For anyone who shoots double action regularly, this characteristic will not be a problem. The trigger safety is a crossbolt design, and it is found above the web of the hand below the rear edge of the ejection port. Pushed through to the right, the weapon is ready to fire. We had difficulty working the safety with the strong hand (the firing hand). We feel that a more effective technique might be to reach across the top of the weapon without releasing the pistol grip, allowing the weak hand to operate the safety with the thumb and forefinger.
The sights are adjustable for windage and elevation, but this is done at the front rather than rear assembly. The rear peep is static, but the orange front blade can be moved left and right via reciprocating screws (loosen one, tighten the other). A dime will work just as well as a screwdriver. According to the owner’s manual, a 1/8th-turn equals 1 inch at 100 yards (1 M.O.A). Before tightening the windage adjustment, the blade can also be moved up and down to alter elevation. However, we left sight adjustment as it arrived from the factory.

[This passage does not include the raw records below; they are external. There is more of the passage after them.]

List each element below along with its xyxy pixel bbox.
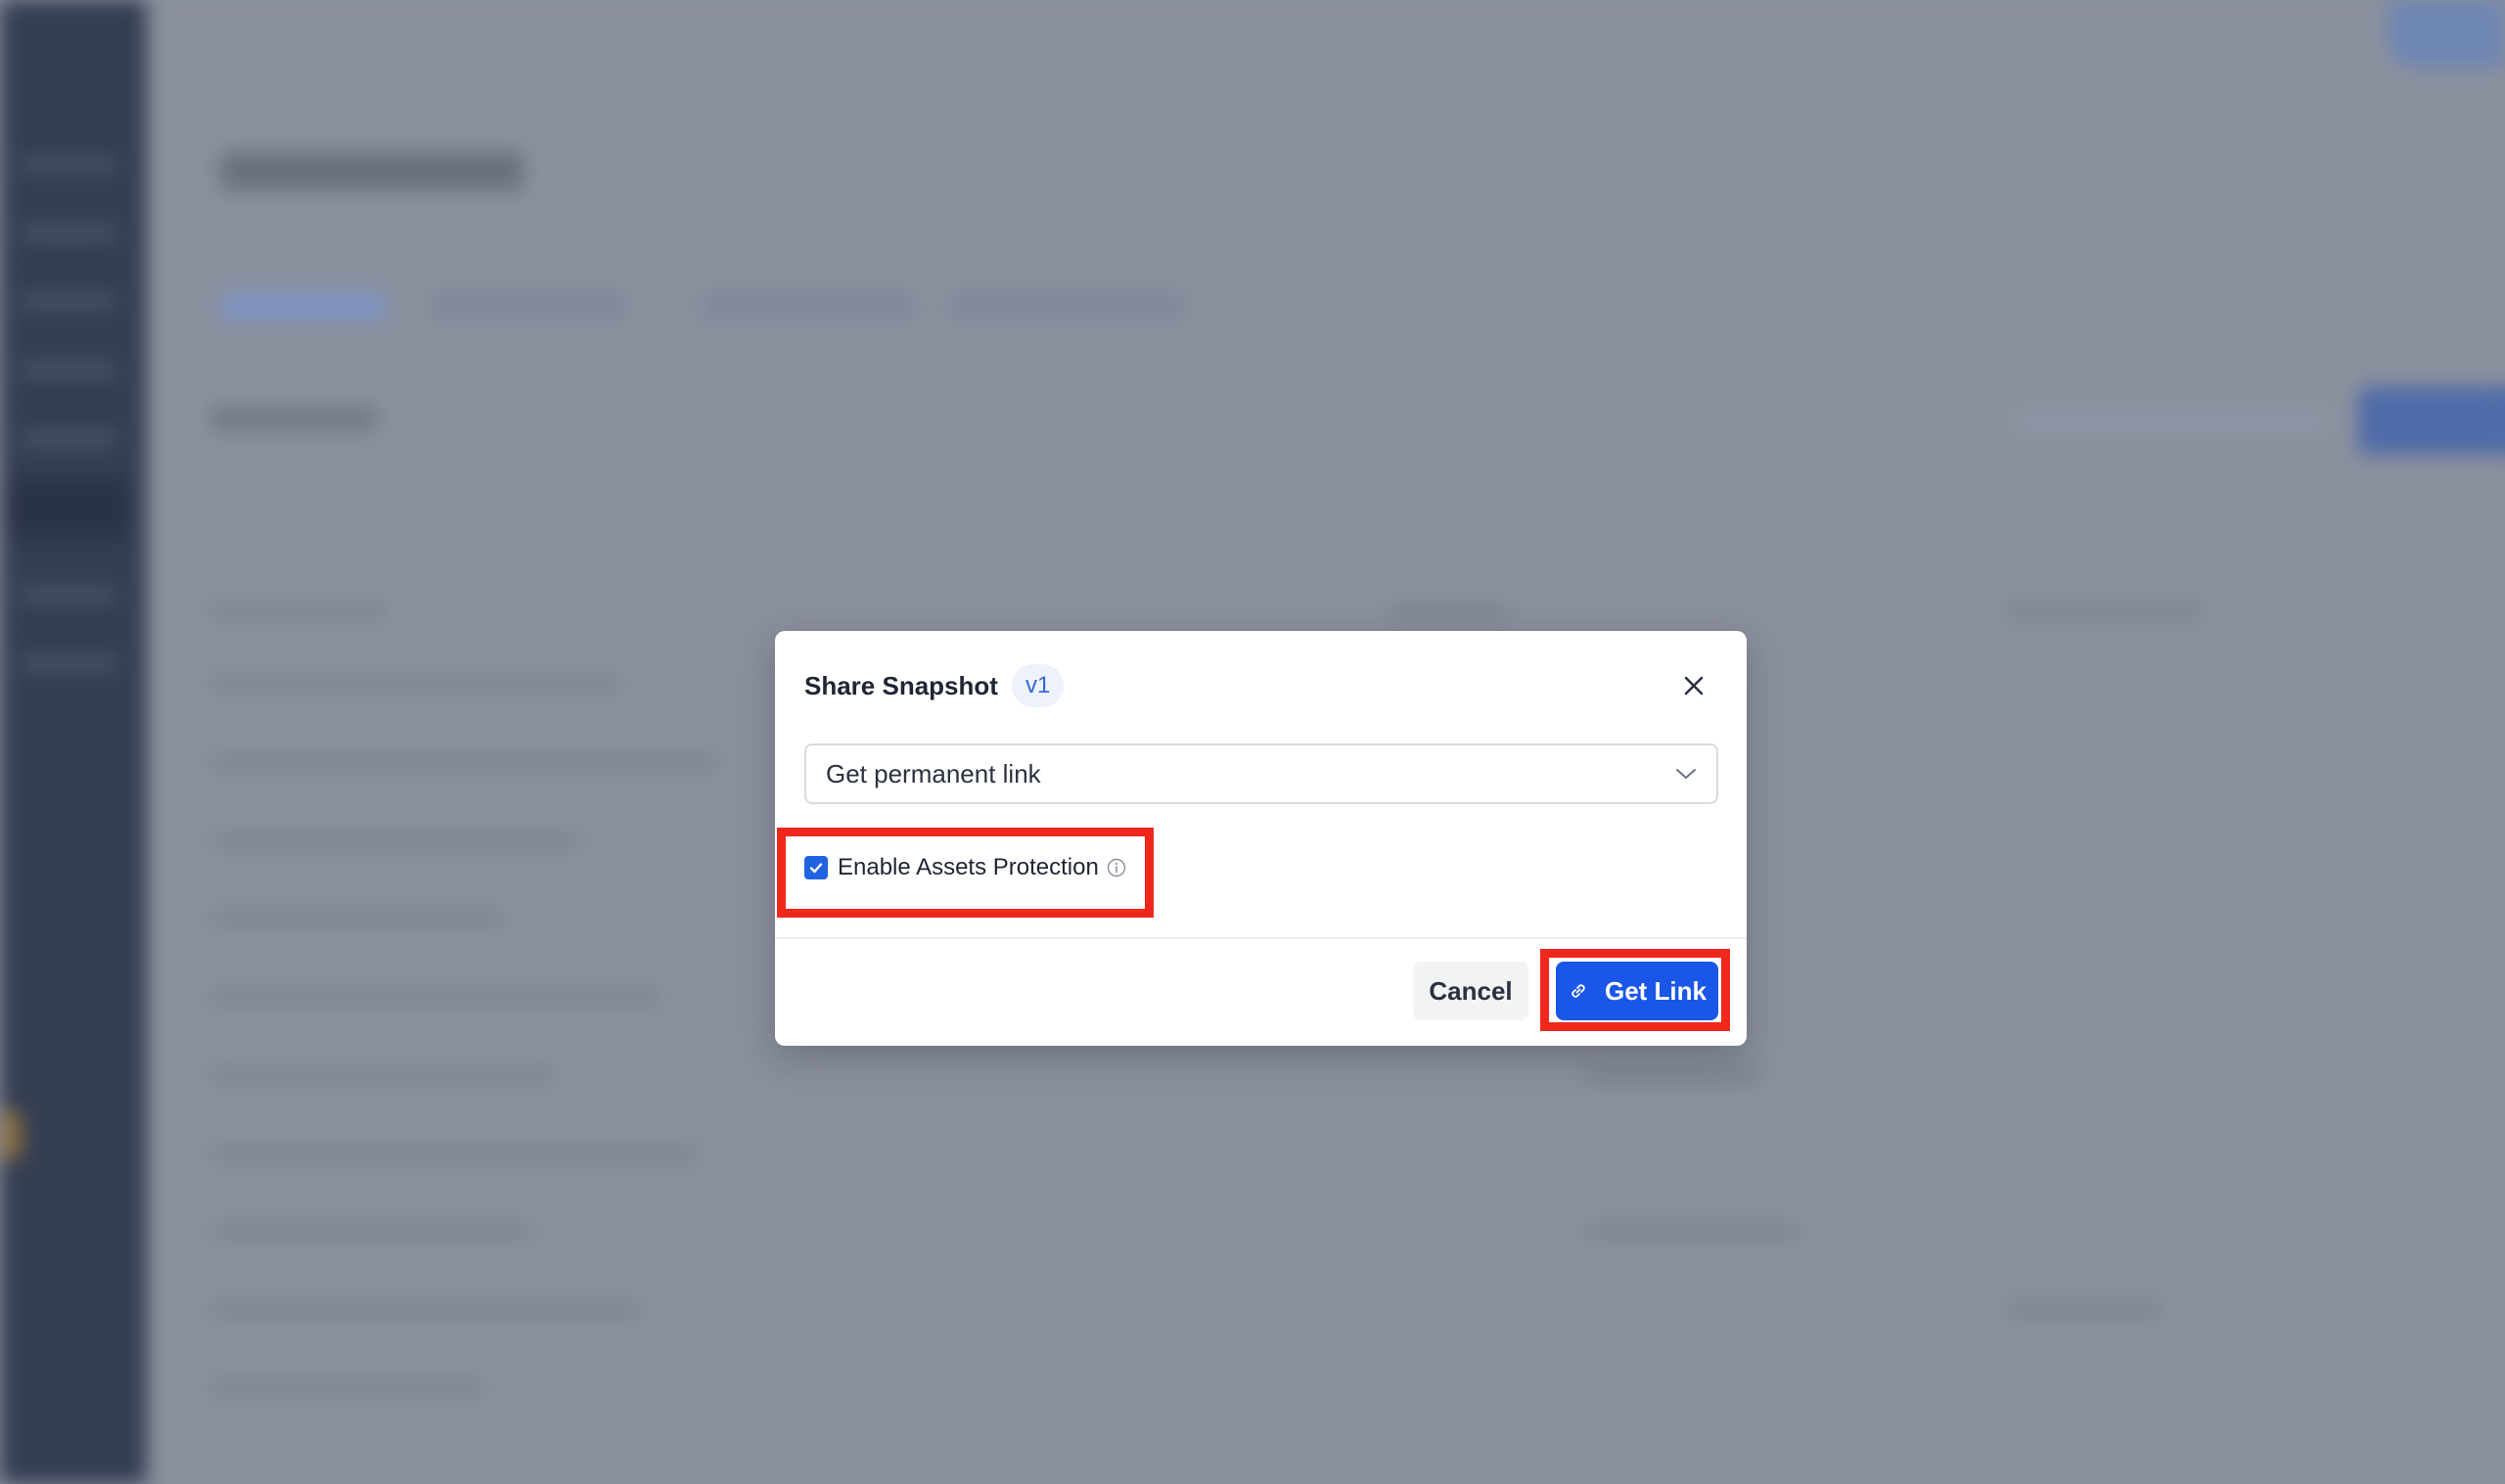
- background-row: [210, 753, 719, 771]
- cancel-button[interactable]: Cancel: [1413, 962, 1528, 1020]
- link-icon: [1568, 980, 1589, 1002]
- background-sidebar-active-item: [10, 479, 127, 538]
- background-row: [1389, 602, 1507, 619]
- background-tab: [431, 292, 626, 321]
- assets-protection-row: Enable Assets Protection: [804, 850, 1126, 885]
- background-section-title: [210, 406, 377, 431]
- close-icon: [1684, 676, 1704, 696]
- background-row: [210, 602, 387, 619]
- get-link-label: Get Link: [1604, 975, 1707, 1006]
- screen: Share Snapshot v1 Get permanent link Ena…: [0, 0, 2505, 1484]
- checkmark-icon: [809, 863, 823, 874]
- background-row: [210, 988, 660, 1006]
- link-type-select[interactable]: Get permanent link: [804, 743, 1718, 804]
- background-sidebar-item: [20, 430, 117, 446]
- link-type-select-value: Get permanent link: [826, 758, 1041, 788]
- background-sidebar-marker: [0, 1110, 22, 1159]
- background-row: [2006, 602, 2202, 619]
- close-button[interactable]: [1670, 662, 1717, 709]
- chevron-down-icon: [1676, 769, 1696, 779]
- background-sidebar-item: [20, 655, 117, 671]
- background-sidebar-item: [20, 587, 117, 603]
- background-sidebar-item: [20, 157, 117, 172]
- background-toolbar-item: [2016, 411, 2329, 432]
- background-row: [210, 910, 504, 927]
- background-tab: [949, 292, 1184, 321]
- background-sidebar-item: [20, 293, 117, 309]
- background-row: [2006, 1301, 2163, 1319]
- background-tab: [220, 292, 387, 321]
- background-row: [1585, 1223, 1800, 1240]
- dialog-header: Share Snapshot v1: [804, 658, 1717, 713]
- background-row: [210, 1066, 553, 1084]
- background-row: [210, 1301, 641, 1319]
- get-link-button[interactable]: Get Link: [1556, 962, 1718, 1020]
- share-snapshot-dialog: Share Snapshot v1 Get permanent link Ena…: [775, 631, 1747, 1046]
- background-page-title: [220, 152, 524, 191]
- background-row: [1585, 1066, 1761, 1084]
- version-badge: v1: [1011, 664, 1065, 707]
- background-row: [210, 675, 621, 693]
- dialog-title: Share Snapshot: [804, 670, 998, 700]
- background-row: [210, 1379, 484, 1397]
- background-row: [210, 1223, 533, 1240]
- assets-protection-label[interactable]: Enable Assets Protection: [838, 854, 1099, 881]
- background-row: [210, 832, 582, 849]
- background-sidebar: [0, 0, 147, 1484]
- assets-protection-checkbox[interactable]: [804, 856, 828, 879]
- background-primary-button: [2358, 386, 2505, 455]
- dialog-footer-divider: [775, 937, 1747, 939]
- info-icon[interactable]: [1107, 858, 1126, 877]
- background-tab: [700, 292, 915, 321]
- background-avatar: [2388, 0, 2505, 68]
- background-sidebar-item: [20, 225, 117, 241]
- background-row: [210, 1145, 700, 1162]
- background-sidebar-item: [20, 362, 117, 378]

The owner’s manual also included test results that charge the Sub Rifle 2000 as working best with “premium U.S. manufacture hollowpoints of medium weight.” Their best results included 10-shot groups of 2.5 M.O.A. Our best five-shot groups at 50 yards came from shooting the Winchester USA (white box) 147-grain TCMC (truncated cone, metal case) ammunition. Not only did this produce the best single group of the test (1.2 inches), but an average of 1.5 inches. This is better accuracy than we experienced with the carbines in our February 2002 test. The remaining test cartridges, Winchester’s USA 115-grain hollowpoints and Federal’s 124-grain expanding metal jackets, each shot groups averaging 2.5 inches. With a high of 1315 fps and muzzle energy of 442 foot-pounds, we think we’d opt for the power of the 115s. At 50 yards, 2.5-inch groups are plenty good for a weapon of this type. Certainly, there is a variety of 9mm ammunition available, so matching power and accuracy should be easy for the Kel-Tec Sub Rifle 2000. This handy little folding rifle was a most pleasant surprise.
Gun Tests Recommends
Leinad CM11 9mm Carbine, $395. Don’t Buy. The CM11 presents a provocative appearance to encourage the buyer, but ours failed to perform. Better to buy the parts directly from Cobray and have a gunsmith assemble the parts for sure operation.
Kel-Tec Sub Rifle 2000 9mm Carbine, $383. Buy It. We had our doubts, but we couldn’t break it. Also, it shot all types of ammunition with surprising accuracy. Kel-Tec’s mission of supplying inexpensive but very usable weapons is perhaps at its zenith with the Sub Rifle 2000.